The need for change spans across countries. In Argentina, the agribusiness industry took a sharp turn when then-president Carlos Menem passed a 1996 law which allowed farmers to plant genetically modified soybeans. 

Over the last 20 years, that legislation has had huge repercussions, causing tremendous environmental damage and infringing on human rights. A study by international farmers organisation Via Campesina found that “today soybean cultivation occupies more than half of Argentina’s productive land.” The organisation argues that small farmers have lost out as big business has moved in. “Long before the arrival of the multinational soybean plantation companies, the land was largely farmed by local and indigenous farmers,” the organisation wrote. “In 1988, there were 422,000 small farms based in Argentina’s countryside. By 2002, this number had fallen by almost 25 percent.” 

Today, Argentina is the-third largest producer of soy worldwide, with 97 percent of its harvest destined for China and other countries. It is also the only country in the world to dedicate so much terrain to one single GM crop, according to small farmers rights organisation GRAIN. This devastating lack of biodiversity has displaced Argentina’s position as a self-sustained economy, with the country now forced to depend on international imports of processed vegetables and legumes, all of which were harvested locally at a much wider scale before the soy monoculture took over. 

Full of flavour

Fubini says Natoora is transparent and committed to working with farmers who are driven by flavour. The company is focused on “ecosystem biodiversity, seed selection, resource conservation, traditional growing techniques, soil regeneration, and a minimal use of chemical intervention.”

Flavour is the focus for Fubini. “There’s a very intelligent link in why flavour leads to healthy food. Mark Schatzker calls this nutritional intelligence,” he says, referring to the award-winning journalist and author of The Dorito Effect. In that book, Schatzker explains how the “flavour of tomatoes is inextricably linked to nutrition,” detailing how the “top 20 compounds that make tomatoes naturally delicious are a mix of amino acids, fats, and carotenoids,” all of which are “essential for human survival.”

Natoora doesn’t only source produce, it grows it too – the company has two farms in Italy and the UK. In truth, they are invested across all stages of the supply chain and invest in farmers who supply them, says Fubini.

“We’ve built a supply chain that empowers every person within it – whether you’re a grower, a chef or a home consumer – to be part of positive change,” says the Argentine entrepreneur.  

And what about his homeland? Natoora isn’t yet available in Argentina, but Fubini confirms he has plans to expand into Latin America in the future. 

Until then, we will just have to be the bringers of positive change, he says. What we can do as consumers – today – is to start having these conversations within our local communities, to create awareness in order to increase demand for nutritional biodiversity. 

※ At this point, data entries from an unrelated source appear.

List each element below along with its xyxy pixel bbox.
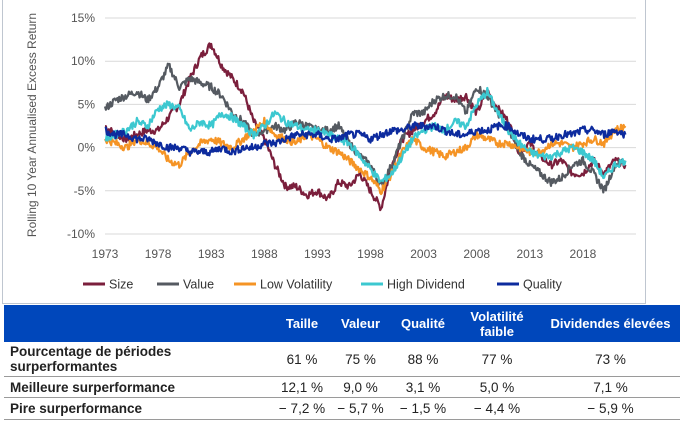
table-header-row: Taille Valeur Qualité Volatilité faible … (4, 305, 680, 342)
x-tick-label: 1983 (198, 247, 225, 261)
row-label: Pourcentage de périodes surperformantes (4, 342, 276, 377)
x-tick-label: 2008 (463, 247, 490, 261)
table-cell: 88 % (393, 342, 453, 377)
x-tick-label: 1978 (145, 247, 172, 261)
table-cell: 9,0 % (328, 376, 393, 398)
y-tick-label: -10% (67, 227, 95, 241)
y-tick-label: 15% (71, 11, 95, 25)
header-empty (4, 305, 276, 342)
row-label: Meilleure surperformance (4, 376, 276, 398)
table-cell: − 7,2 % (276, 397, 328, 420)
header-qualite: Qualité (393, 305, 453, 342)
table-cell: − 5,7 % (328, 397, 393, 420)
table-cell: − 1,5 % (393, 397, 453, 420)
y-tick-label: 0% (78, 141, 96, 155)
x-tick-label: 2003 (410, 247, 437, 261)
stats-table: Taille Valeur Qualité Volatilité faible … (4, 305, 680, 420)
y-tick-label: -5% (74, 184, 96, 198)
x-tick-label: 1993 (304, 247, 331, 261)
legend-label: Size (109, 278, 133, 292)
table-row: Meilleure surperformance 12,1 % 9,0 % 3,… (4, 376, 680, 398)
x-tick-label: 2013 (516, 247, 543, 261)
series-line-value (103, 62, 627, 194)
header-taille: Taille (276, 305, 328, 342)
legend-label: Low Volatility (260, 278, 333, 292)
series-line-high-dividend (104, 86, 627, 184)
table-row: Pire surperformance − 7,2 % − 5,7 % − 1,… (4, 397, 680, 420)
table-cell: − 4,4 % (453, 397, 541, 420)
header-volatilite-faible: Volatilité faible (453, 305, 541, 342)
series-line-quality (104, 121, 627, 157)
table-cell: 73 % (541, 342, 680, 377)
table-cell: 61 % (276, 342, 328, 377)
table-cell: 5,0 % (453, 376, 541, 398)
row-label: Pire surperformance (4, 397, 276, 420)
table-cell: − 5,9 % (541, 397, 680, 420)
x-tick-label: 1988 (251, 247, 278, 261)
header-valeur: Valeur (328, 305, 393, 342)
legend-label: Quality (523, 278, 563, 292)
series-line-size (104, 42, 627, 212)
x-tick-label: 1973 (92, 247, 119, 261)
y-tick-label: 10% (71, 54, 95, 68)
y-tick-label: 5% (78, 97, 96, 111)
table-cell: 7,1 % (541, 376, 680, 398)
line-chart: 15% 10% 5% 0% -5% -10% 1973 1978 1983 1988 1993 19… (25, 11, 636, 292)
table-cell: 75 % (328, 342, 393, 377)
header-dividendes-elevees: Dividendes élevées (541, 305, 680, 342)
legend-label: High Dividend (387, 278, 465, 292)
table-cell: 12,1 % (276, 376, 328, 398)
table-row: Pourcentage de périodes surperformantes … (4, 342, 680, 377)
x-tick-label: 1998 (357, 247, 384, 261)
table-cell: 3,1 % (393, 376, 453, 398)
table-cell: 77 % (453, 342, 541, 377)
x-tick-label: 2018 (570, 247, 597, 261)
y-axis-label: Rolling 10 Year Annualised Excess Return (25, 13, 39, 237)
legend-label: Value (183, 278, 214, 292)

“The key is to develop the infrastructure to make positive change happen at scale – this means understanding where a compromise is right and where it deviates from our purpose,” says Fubini.

Natoora’s 2019 report underlines that same theme. “What and where you buy matters,” it reads. “Through your purchasing choices, you have the power to influence fundamental changes in the way food is farmed and supplied.”